NIST 800-171 • LEVEL 2 • ACCESS CONTROL
3.1.18 — Access Control for Mobile Devices
Establish usage restrictions, configuration requirements, and connection requirements for mobile devices. Authorize the connection of mobile devices to the system. Implement full-device or container-based encryption to protect the confidentiality of CUI on mobile devices.
CMMC Practice Mapping
NIST 800-53 Controls
Assessment Objectives
- usage restrictions are established for mobile devices.
- configuration requirements are established for mobile devices.
- connection requirements are established for mobile devices.
- the connection of mobile devices to the system is authorized.
- full-device or container-based encryption is implemented to protect the confidentiality of CUI on mobile devices.
Practitioner Notes
Phones, tablets, and laptops that move around are easy to lose or steal. If those devices touch CUI, they need to be managed, encrypted, and controlled. You can't just let employees use their personal phones to check work email without guardrails.

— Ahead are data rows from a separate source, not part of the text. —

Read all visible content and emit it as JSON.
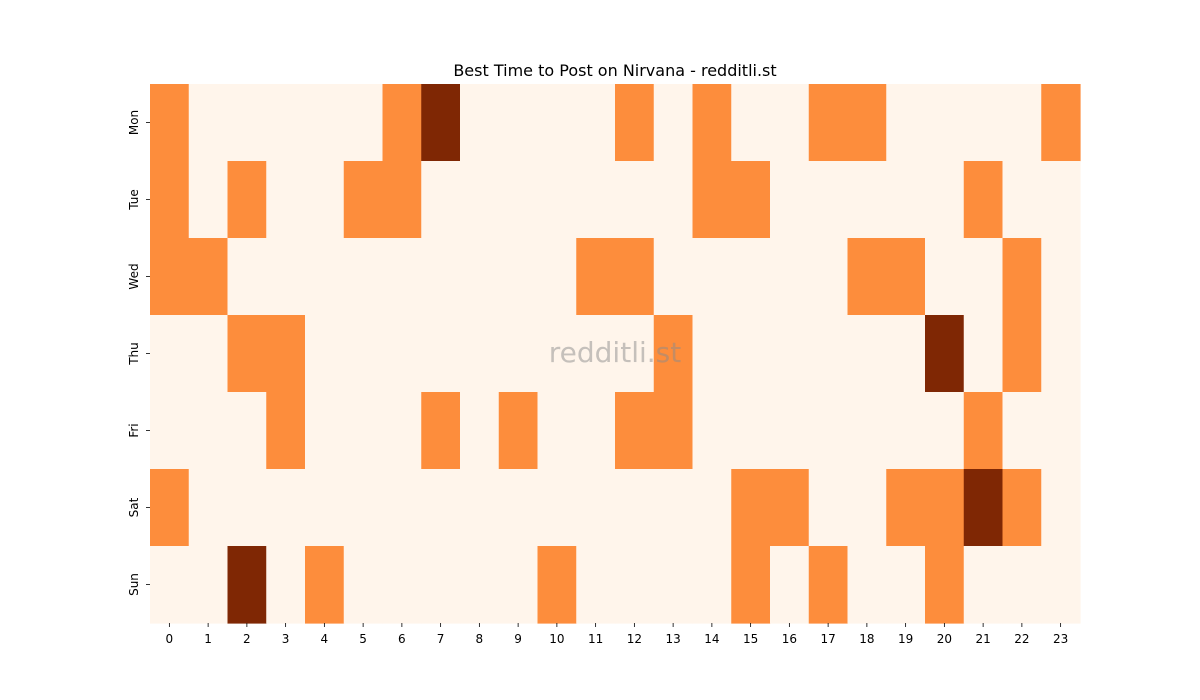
{
  "chart_data": {
    "type": "heatmap",
    "title": "Best Time to Post on Nirvana - redditli.st",
    "watermark": "redditli.st",
    "xlabel": "",
    "ylabel": "",
    "x_categories": [
      "0",
      "1",
      "2",
      "3",
      "4",
      "5",
      "6",
      "7",
      "8",
      "9",
      "10",
      "11",
      "12",
      "13",
      "14",
      "15",
      "16",
      "17",
      "18",
      "19",
      "20",
      "21",
      "22",
      "23"
    ],
    "y_categories": [
      "Mon",
      "Tue",
      "Wed",
      "Thu",
      "Fri",
      "Sat",
      "Sun"
    ],
    "values": [
      [
        1,
        0,
        0,
        0,
        0,
        0,
        1,
        2,
        0,
        0,
        0,
        0,
        1,
        0,
        1,
        0,
        0,
        1,
        1,
        0,
        0,
        0,
        0,
        1
      ],
      [
        1,
        0,
        1,
        0,
        0,
        1,
        1,
        0,
        0,
        0,
        0,
        0,
        0,
        0,
        1,
        1,
        0,
        0,
        0,
        0,
        0,
        1,
        0,
        0
      ],
      [
        1,
        1,
        0,
        0,
        0,
        0,
        0,
        0,
        0,
        0,
        0,
        1,
        1,
        0,
        0,
        0,
        0,
        0,
        1,
        1,
        0,
        0,
        1,
        0
      ],
      [
        0,
        0,
        1,
        1,
        0,
        0,
        0,
        0,
        0,
        0,
        0,
        0,
        0,
        1,
        0,
        0,
        0,
        0,
        0,
        0,
        2,
        0,
        1,
        0
      ],
      [
        0,
        0,
        0,
        1,
        0,
        0,
        0,
        1,
        0,
        1,
        0,
        0,
        1,
        1,
        0,
        0,
        0,
        0,
        0,
        0,
        0,
        1,
        0,
        0
      ],
      [
        1,
        0,
        0,
        0,
        0,
        0,
        0,
        0,
        0,
        0,
        0,
        0,
        0,
        0,
        0,
        1,
        1,
        0,
        0,
        1,
        1,
        2,
        1,
        0
      ],
      [
        0,
        0,
        2,
        0,
        1,
        0,
        0,
        0,
        0,
        0,
        1,
        0,
        0,
        0,
        0,
        1,
        0,
        1,
        0,
        0,
        1,
        0,
        0,
        0
      ]
    ],
    "value_range": [
      0,
      2
    ],
    "colormap": [
      "#fff5eb",
      "#fd8d3c",
      "#7f2704"
    ],
    "legend": "none",
    "grid": false
  }
}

Example 1: Enroll all company mobile devices in Microsoft Intune (Endpoint Manager). In the Intune Admin Center → Devices → Compliance Policies → Create Policy, require device encryption, a minimum OS version, and a device PIN of at least 6 digits. Non-compliant devices are blocked from accessing company email and SharePoint.
Example 2: Write a Mobile Device Policy that prohibits the use of personal (BYOD) devices for CUI. For company-issued devices, configure Intune App Protection Policies under Apps → App Protection Policies → Create Policy to prevent copy/paste of data from managed apps (like Outlook) to unmanaged apps (like personal WhatsApp). Enable remote wipe capability for all enrolled devices.